The old answer about why centralized moments represent shape better than raw:
The keyword is shape. As whuber suggested, by shape we want consider the properties of the distribution that are invariant to translation and scaling. That is, when you consider variable $X + c$ instead of $X$, you get the same distribution function (just shifted to the right or left), so we would like to say that its shape stayed the same.
The raw moments do change when you translate the variable, so they reflect not only the shape, but also a location. In fact, you can take any random variable, and shift it $X \to X + c$ appropriately to get any value for its, say, raw third moment.
The same observation holds for all odd moments and to lesser extent for even moments (they are bounded from below and lower bound does depend on shape).
The centralized moment, on the other hand, does not change when you translate the variable, so that's why they are more descriptive of the shape. For example, if your even centralized moment is large, you known that random variable has some mass not too close to mean. Or if your odd moment is zero, you known that your random variable has some symmetry around mean.
The same argument extends to scale, which is transformation $X\to cX$. The usual normalization in this case is division by standard deviation, and the corresponding moments are called normalized moments, at least by wikipedia.
Best Answer
It's been a long time since I took a physics class, so let me know if any of this is incorrect.
General description of moments with physical analogs
Take a random variable, $X$. The $n$-th moment of $X$ around $c$ is: $$m_n(c)=E[(X-c)^n]$$ This corresponds exactly to the physical sense of a moment. Imagine $X$ as a collection of points along the real line with density given by the pdf. Place a fulcrum under this line at $c$ and start calculating moments relative to that fulcrum, and the calculations will correspond exactly to statistical moments.
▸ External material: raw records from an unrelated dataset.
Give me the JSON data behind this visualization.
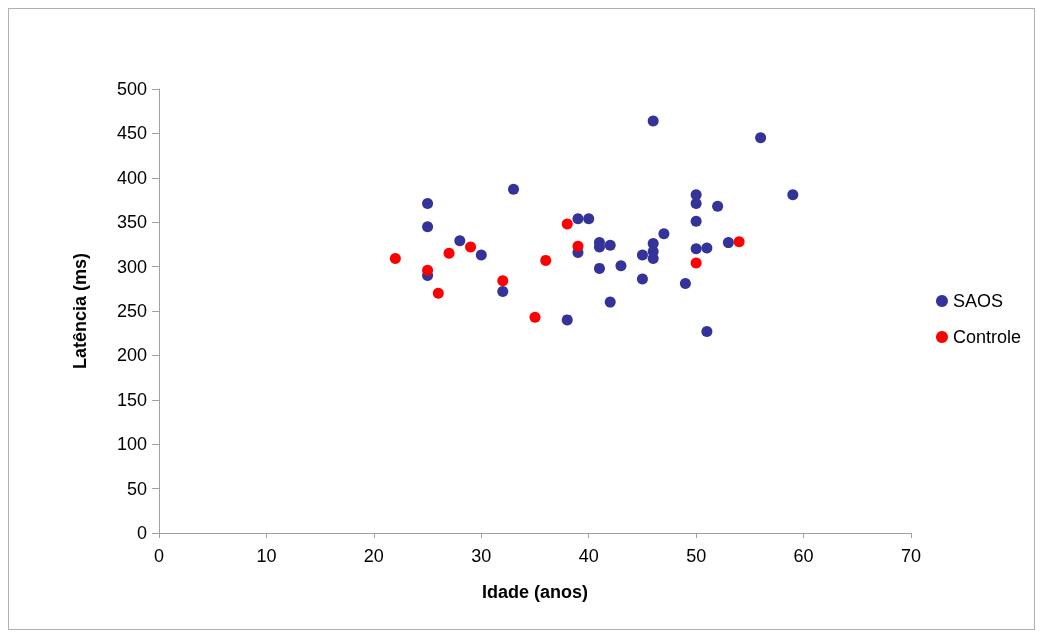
{
  "chart_data": {
    "type": "scatter",
    "xlabel": "Idade (anos)",
    "ylabel": "Latência (ms)",
    "xlim": [
      0,
      70
    ],
    "xticks": [
      0,
      10,
      20,
      30,
      40,
      50,
      60,
      70
    ],
    "ylim": [
      0,
      500
    ],
    "yticks": [
      0,
      50,
      100,
      150,
      200,
      250,
      300,
      350,
      400,
      450,
      500
    ],
    "grid": false,
    "legend": "right",
    "marker": "circle",
    "series": [
      {
        "name": "SAOS",
        "color": "#333399",
        "x": [
          25,
          25,
          25,
          28,
          30,
          32,
          33,
          38,
          39,
          39,
          40,
          41,
          41,
          41,
          42,
          42,
          43,
          45,
          45,
          46,
          46,
          46,
          46,
          47,
          49,
          50,
          50,
          50,
          50,
          51,
          51,
          52,
          53,
          56,
          59
        ],
        "values": [
          371,
          345,
          290,
          329,
          313,
          272,
          387,
          240,
          354,
          316,
          354,
          327,
          322,
          298,
          324,
          260,
          301,
          313,
          286,
          464,
          326,
          317,
          309,
          337,
          281,
          381,
          371,
          351,
          320,
          321,
          227,
          368,
          327,
          445,
          381
        ]
      },
      {
        "name": "Controle",
        "color": "#ff0000",
        "x": [
          22,
          25,
          26,
          27,
          29,
          32,
          35,
          36,
          38,
          39,
          50,
          54
        ],
        "values": [
          309,
          296,
          270,
          315,
          322,
          284,
          243,
          307,
          348,
          323,
          304,
          328
        ]
      }
    ]
  }
}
Most of the time, the $n$-th moment of $X$ refers to the moment around 0 (moments where the fulcrum is placed at 0): $$m_n=E[X^n]$$ The $n$-th central moment of $X$ is: $$\hat m_n=m_n(m_1) =E[(X-m_1)^n]$$ This corresponds to moments where the fulcrum is placed at the center of mass, so the distribution is balanced. It allows moments to be more easily interpreted, as we'll see below. The first central moment will always be zero, because the distribution is balanced.
The $n$-th standardized moment of $X$ is: $$\tilde m_n = \dfrac{\hat m_n}{\left(\sqrt{\hat m_2}\right)^n}=\dfrac{E[(X-m_1)^n]} {\left(\sqrt{E[(X-m_1)^2]}\right)^n}$$ Again, this scales moments by the spread of the distribution, allowing for easier interpretation specifically of Kurtosis. The first standardized moment will always be zero, the second will always be one. This corresponds to the moment of the standard score (z-score) of a variable. I don't have a great physical analog for this concept.
Commonly used moments
For any distribution there are potentially an infinite number of moments. Enough moments will almost always fully characterize and distribution (deriving the necessary conditions for this to be certain is a part of the moment problem). Four moments are commonly talked about a lot in statistics:
We rarely talk about moments beyond Kurtosis, precisely because there is very little intuition to them. This is similar to physicists stopping after the second moment.